GIANT ANTICLINE AND FRACTURES OCCURENCE

Geologic context about this km-scale anticline:

Anticline structures commonly host reservoirs and fractured reservoirs, in particular in carbonates. Assessing and discussing the fracture distribution in such tectonic structure remains challenging, in particular using seismic data in which the accuracy of the resolution does not allow to address this issue with confidence. Storage, injection or production are highly dependent of fracture connectivity, density, and apertures. Fracturing can occur in response to many parameters that need to be understood such as the regional tectonic setting, folding development, faulting development, deconfining phases etc. (Cavailhes et al., 2015). We therefore propose this outcrop picture and related interpretations to discuss the relations between folding and fracturing through a fictive well (borehole) crossing a giant anticline.

Scientific questions:

What could be the subsurface seismic expression of such folded structure?

What are the sub-seismic fractures/faults distribution and attributes?

What are the implications for subsurface reservoir compartimentalization?

Outcrop details:

The studied escarpment is 500 meters-high and therefore of seismic-resolution.  The Jurassic (Sinemurian/Hettangian) host succession is up to 300 m thick and is made of 10m-thick limestones (mainly in the upper part), marls and black shales strata (lower part). The black shales are organic-rich and could locally be considered as potential source rocks. The depth during the compressive deformation phases did not exceed 3-4 km.
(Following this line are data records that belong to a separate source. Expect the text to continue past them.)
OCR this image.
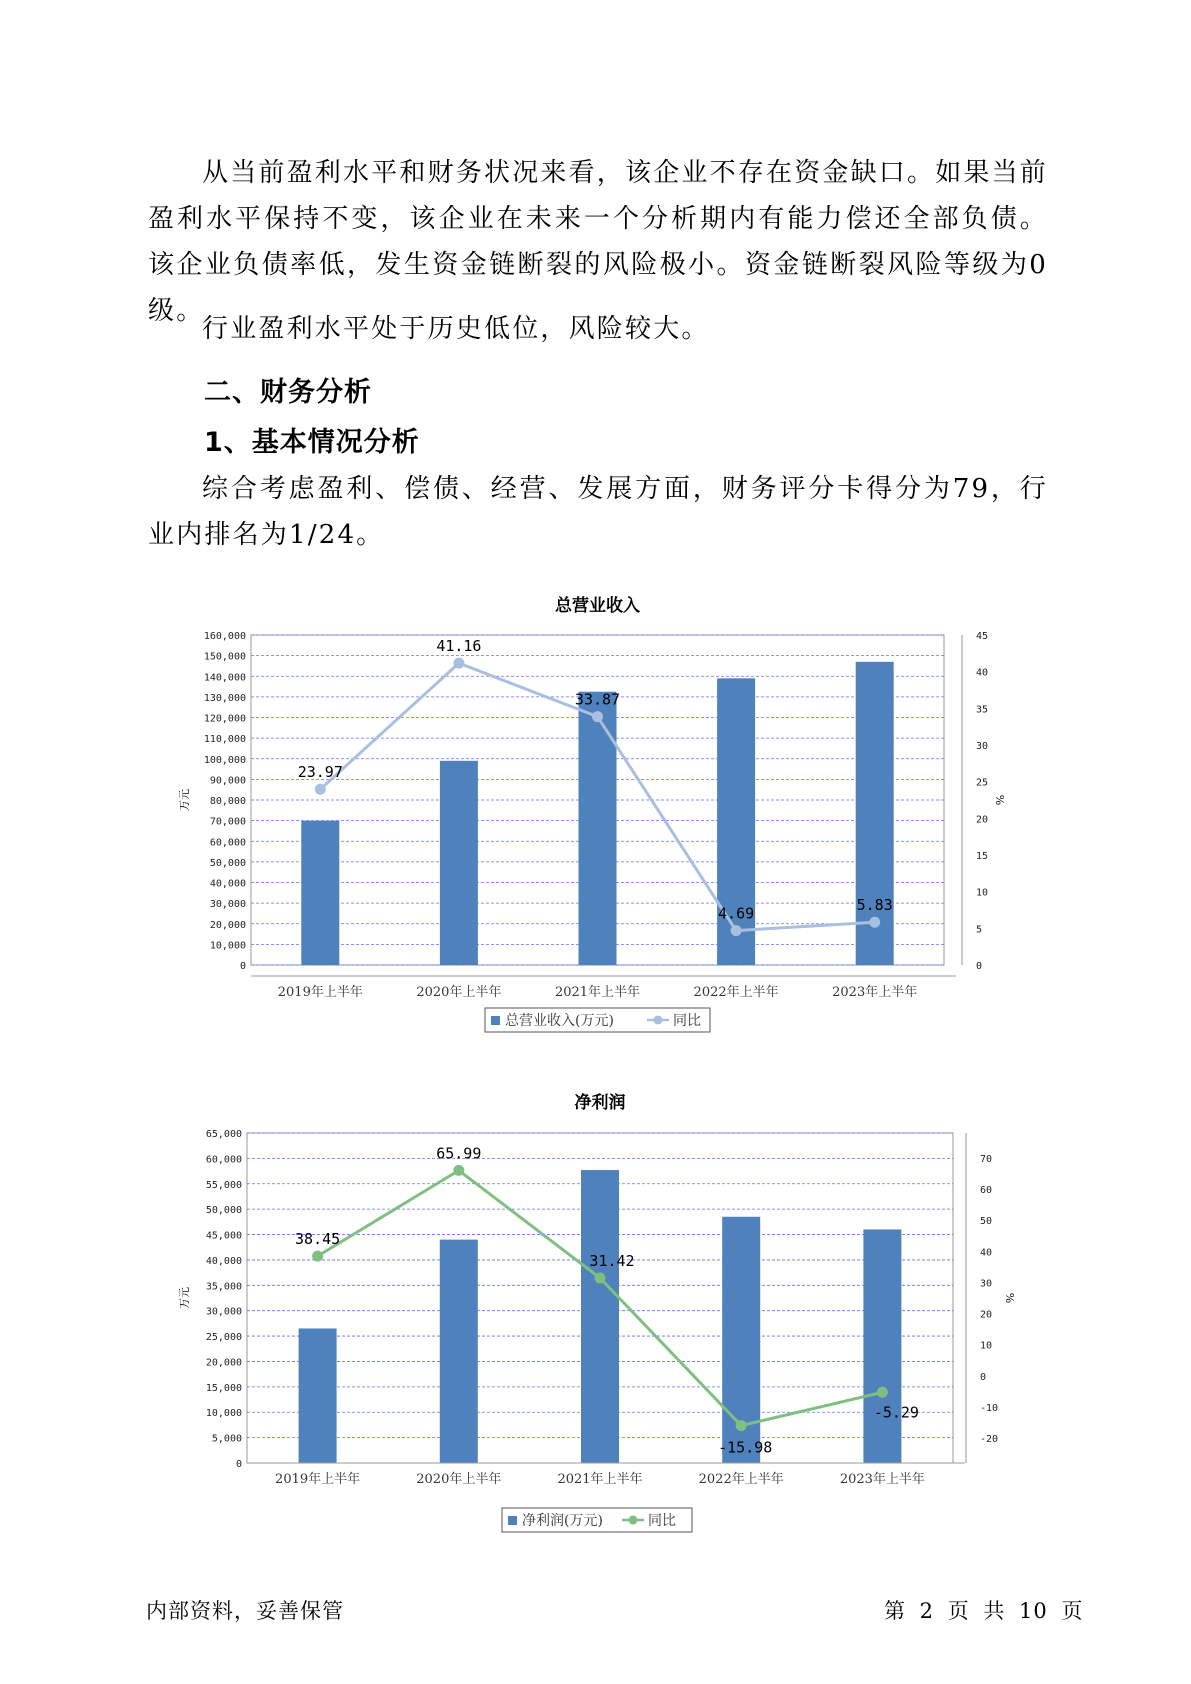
从当前盈利水平和财务状况来看，该企业不存在资金缺口。如果当前盈利水平保持不变，该企业在未来一个分析期内有能力偿还全部负债。该企业负债率低，发生资金链断裂的风险极小。资金链断裂风险等级为0级。

行业盈利水平处于历史低位，风险较大。

二、财务分析
1、基本情况分析

综合考虑盈利、偿债、经营、发展方面，财务评分卡得分为79，行业内排名为1/24。

总营业收入
0
10,000
20,000
30,000
40,000
50,000
60,000
70,000
80,000
90,000
100,000
110,000
120,000
130,000
140,000
150,000
160,000
0
5
10
15
20
25
30
35
40
45
万元	%
2019年上半年	2020年上半年	2021年上半年	2022年上半年	2023年上半年
23.97
41.16
33.87
4.69	5.83
总营业收入(万元)	同比
净利润
0
5,000
10,000
15,000
20,000
25,000
30,000
35,000
40,000
45,000
50,000
55,000
60,000
65,000
-20
-10
0
10
20
30
40
50
60
70
万元	%
2019年上半年	2020年上半年	2021年上半年	2022年上半年	2023年上半年
38.45
65.99
31.42
-15.98
-5.29
净利润(万元)	同比
内部资料，妥善保管	第 2 页 共 10 页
In addition, the exhumation phases have probably generated some fracture sets.

HOW COULD WE USE THIS OUTCROP IN SEISMIC INTERPRETATION?

Seismic-scale:

The anticline is box-shaped with an overturned flank. The lithological contrasts between black shales and limestones are rather well defined and would suggest that mechanical contrasts would be correctly imaged during seismic interpretations. Source rocks and reservoirs units would probably be interbedded in such marine depositional environments despite the fact that the ratio significantly evolve from the bottom to the top; indeed, the black shales are mainly located in the lower part of the fictive well. 

Sub-seismic-scale:

It is interesting to note that no clear link is established between fracture distribution and fold shape. In addition, there isn’t any clear spatial correlation between subseismic-scale fracturing and mechanical contrasts, this latter commonly leading to strata-bound fracture pattern (Huang and Angelier, 2009). Alternatively, the tightening of the anticline core could imply the observed fracture sets assuming that the fracture density increases downwards. Indeed, faults and fractures are much more developped in the fold « inner part/core » (intrado) than in the fold external part (extrado).  Indeed, diffuse fractures evolve to proper faults into the lower dold area, nearby the black shales. At this stage, we cannot be conclusive on this point.

3 alternatives would deserve a discussion based on an accurate field work :

– The fracture pattern is related to the fold shape because of the higher density of structural heterogeneities in the fold core than in the fold external parts.

– The recognized fracture pattern  is related to a later tectonic event than the one which has led to the km-scale fold (e.g. strike-slip perpendicular to the structure).

– The mechanical transition between the black shales and the upper carbonates would lead to a localization of the deformation and an incease in fracture density.

Feel free to constructively comment this open discussion. Feel free to provide relevant references where similar structural geometries, sedimentary or diagenetic contexts,  have been recognized or forecasted.

Scientific references:

Cavailhes, T.,Funk, E., Monstad, S., Paulissen, W., Marré, J., Riva, A., Looser, M., Chalabi, A., Figa, M., Morset-Klokk, H., Canner, K., Berner Mitchell, K., and N. Bang, 2015, Investigating the hierarchical impact of polygenetic fracture populations in compressive settings: Implications on static fracture modelling:  Conference: Banff Alberta, Mountjoy meeting: Advances in characterization and modeling of Complex Carbonate Reservoirs.

Huang, Q., Angelier, J., 2009, Fracture spacing and its relation to bed thickness:Geological Magazine, 126, 4, 355-362, Cambridge University Press.